Even if Macron’s Renaissance party prevails, he may no longer be able to rely on Darmanin, a loyalist since 2017 who has survived multiple cabinet reshuffles.

“The President will decide what to do, but I won’t be a minister for another day,” Darmanin added.

He is not the only one distancing themselves from Macron.

On June 20, in an interview with TV5 Monde, Economy Minister Bruno Le Maire torpedoed Elysée advisers who, according to him, had heavily influenced the decision to dissolve the French National Assembly.

Le Maire described the President’s advisers disparagingly. “The parquet floors of the ministries and palaces of the Republic are full of woodlice,” he said.

“There have always been woodlice. They’re part of French political life, they’re in the parquet floors, in the grooves of the parquet floors. It’s very difficult to get rid of them. The best is to not listen to them,” he added.

Also on June 20, Macron’s former prime minister and ally Édouard Philippe heavily criticised the President’s decision to call a snap election.

“He made his decision alone. It wasn’t me who left [the government], it wasn’t the frondeurs [MPs who are part of the governing majority] opposing the government who upset him [and led to dissolution of assembly],” he said.
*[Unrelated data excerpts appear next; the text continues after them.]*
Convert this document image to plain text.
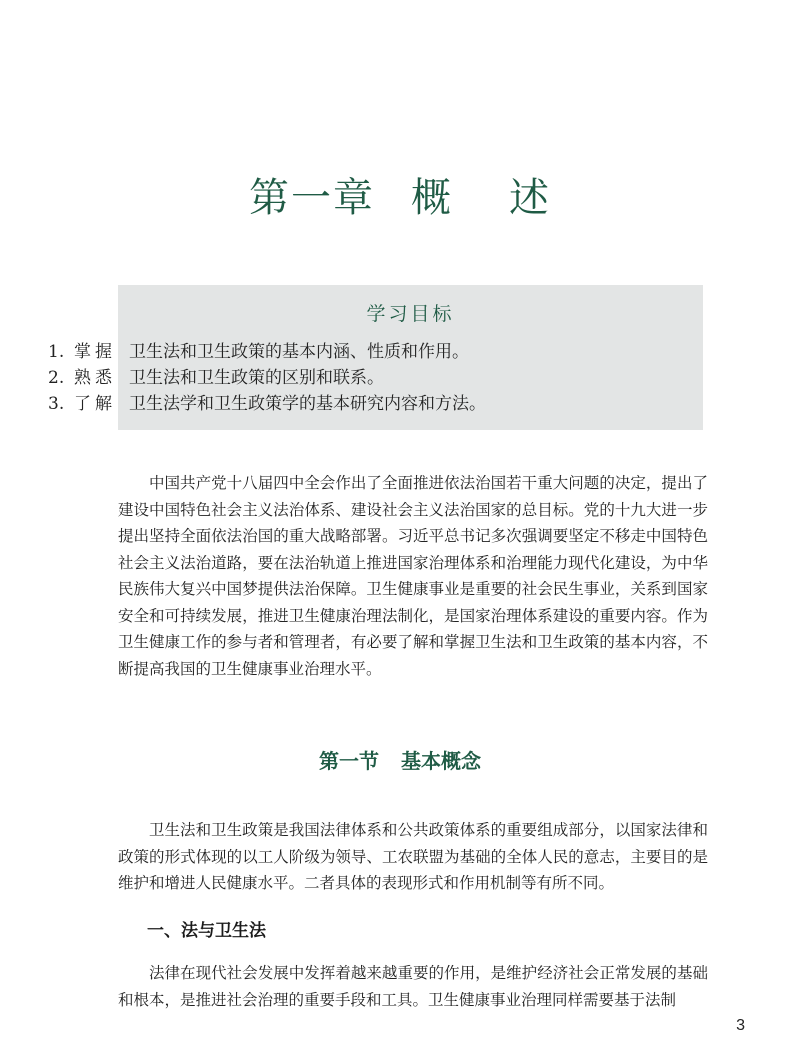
第一章 概 述
学习目标
1. 掌握 卫生法和卫生政策的基本内涵、性质和作用。
2. 熟悉 卫生法和卫生政策的区别和联系。
3. 了解 卫生法学和卫生政策学的基本研究内容和方法。

中国共产党十八届四中全会作出了全面推进依法治国若干重大问题的决定，提出了建设中国特色社会主义法治体系、建设社会主义法治国家的总目标。党的十九大进一步提出坚持全面依法治国的重大战略部署。习近平总书记多次强调要坚定不移走中国特色社会主义法治道路，要在法治轨道上推进国家治理体系和治理能力现代化建设，为中华民族伟大复兴中国梦提供法治保障。卫生健康事业是重要的社会民生事业，关系到国家安全和可持续发展，推进卫生健康治理法制化，是国家治理体系建设的重要内容。作为卫生健康工作的参与者和管理者，有必要了解和掌握卫生法和卫生政策的基本内容，不断提高我国的卫生健康事业治理水平。

第一节 基本概念

卫生法和卫生政策是我国法律体系和公共政策体系的重要组成部分，以国家法律和政策的形式体现的以工人阶级为领导、工农联盟为基础的全体人民的意志，主要目的是维护和增进人民健康水平。二者具体的表现形式和作用机制等有所不同。

一、法与卫生法

法律在现代社会发展中发挥着越来越重要的作用，是维护经济社会正常发展的基础和根本，是推进社会治理的重要手段和工具。卫生健康事业治理同样需要基于法制

3
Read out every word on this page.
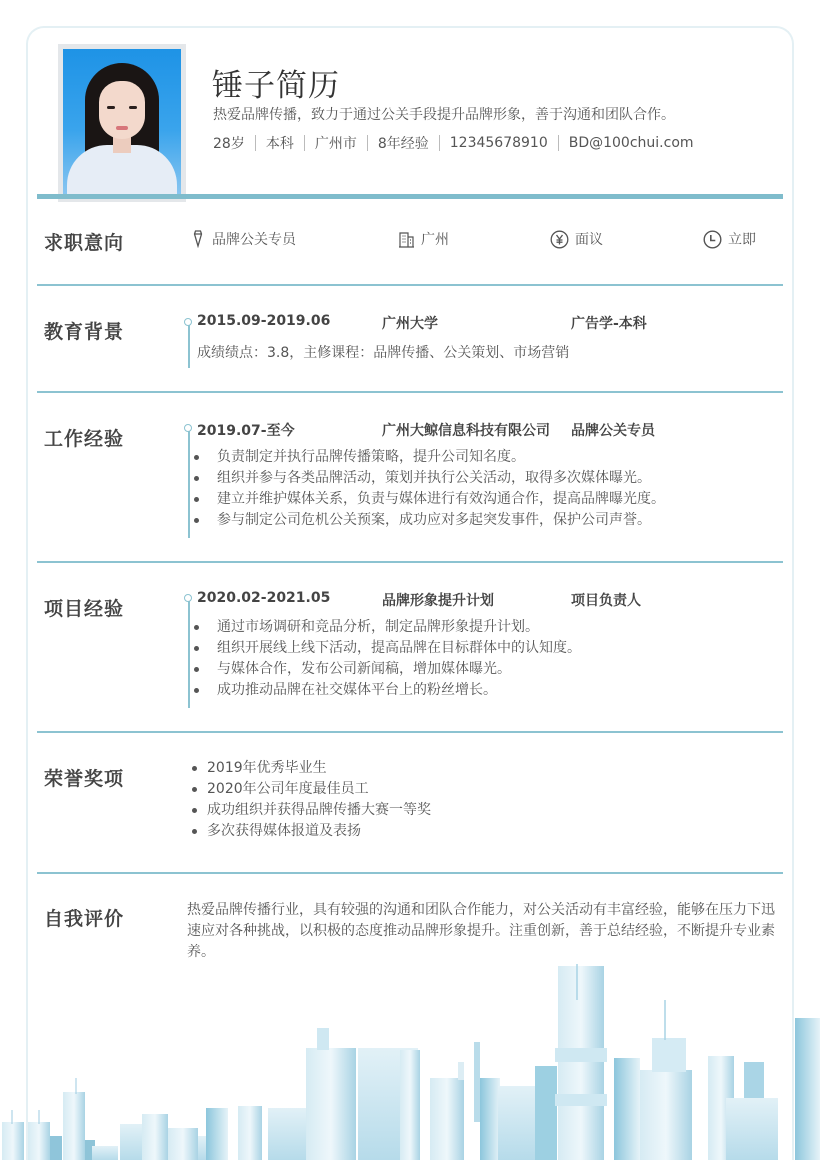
锤子简历
热爱品牌传播，致力于通过公关手段提升品牌形象，善于沟通和团队合作。
28岁 本科 广州市 8年经验 12345678910 BD@100chui.com
求职意向	品牌公关专员	广州	面议	立即
教育背景	2015.09-2019.06	广州大学	广告学-本科
成绩绩点：3.8，主修课程：品牌传播、公关策划、市场营销
工作经验	2019.07-至今	广州大鲸信息科技有限公司 品牌公关专员
负责制定并执行品牌传播策略，提升公司知名度。
组织并参与各类品牌活动，策划并执行公关活动，取得多次媒体曝光。
建立并维护媒体关系，负责与媒体进行有效沟通合作，提高品牌曝光度。
参与制定公司危机公关预案，成功应对多起突发事件，保护公司声誉。
项目经验	2020.02-2021.05	品牌形象提升计划	项目负责人
通过市场调研和竞品分析，制定品牌形象提升计划。
组织开展线上线下活动，提高品牌在目标群体中的认知度。
与媒体合作，发布公司新闻稿，增加媒体曝光。
成功推动品牌在社交媒体平台上的粉丝增长。
荣誉奖项	2019年优秀毕业生
2020年公司年度最佳员工
成功组织并获得品牌传播大赛一等奖
多次获得媒体报道及表扬
自我评价	热爱品牌传播行业，具有较强的沟通和团队合作能力，对公关活动有丰富经验，能够在压力下迅速应对各种挑战，以积极的态度推动品牌形象提升。注重创新，善于总结经验，不断提升专业素养。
Philippe asserted that Macron had “killed the presidential majority” by deciding to dissolve the National Assembly. He said there was a need to “create a new parliamentary majority, which will operate on a different basis”.

Macron’s unpopularity was highlighted in the electoral strategy for the upcoming vote.

His candidates for the ballot no longer use his image on campaigning posters but rather use those depicting the Prime Minister Gabriel Attal.

This shift in campaign strategy underscores for many Macron’s waning influence. In the middle of the election campaign, Attal was reportedly confronted by one disgruntled citizen who stated: “You’ll have to tell the President to shut up.”

The call for snap elections sent shockwaves through French politics, with the President asserting that the ballot aimed to “give clarity” to the political landscape.

As yet, no political force holds a clear majority in parliament.

On Sunday, June 23, Emmanuel Macron addressed a “letter to the French” via the regional press justifying his decision to call for a snap election.

“This dissolution was the only possible choice both to take note of your vote in the European elections and to respond to the disorder in place and the greater disorder to come.”

In his letter, the President puts the Rassemblement National and the left-wing coalition face-to-face, criticising their programmes and emphasising that his way is the most viable solution.

“This third way is the best for our country because it’s the only one that can guarantee a barrage against both the far-right and the far-left in the second round,” he wrote.

According to the latest Ipsos poll the president’s party failed to break through the 20 per cent barrier with just a little less than a week from the vote.

National Rally is currently ahead with 31 per cent of the vote, with the left-wing coalition right behind with 29,5 per cent.

The French electorate goes to the polls on June 30 and July 7.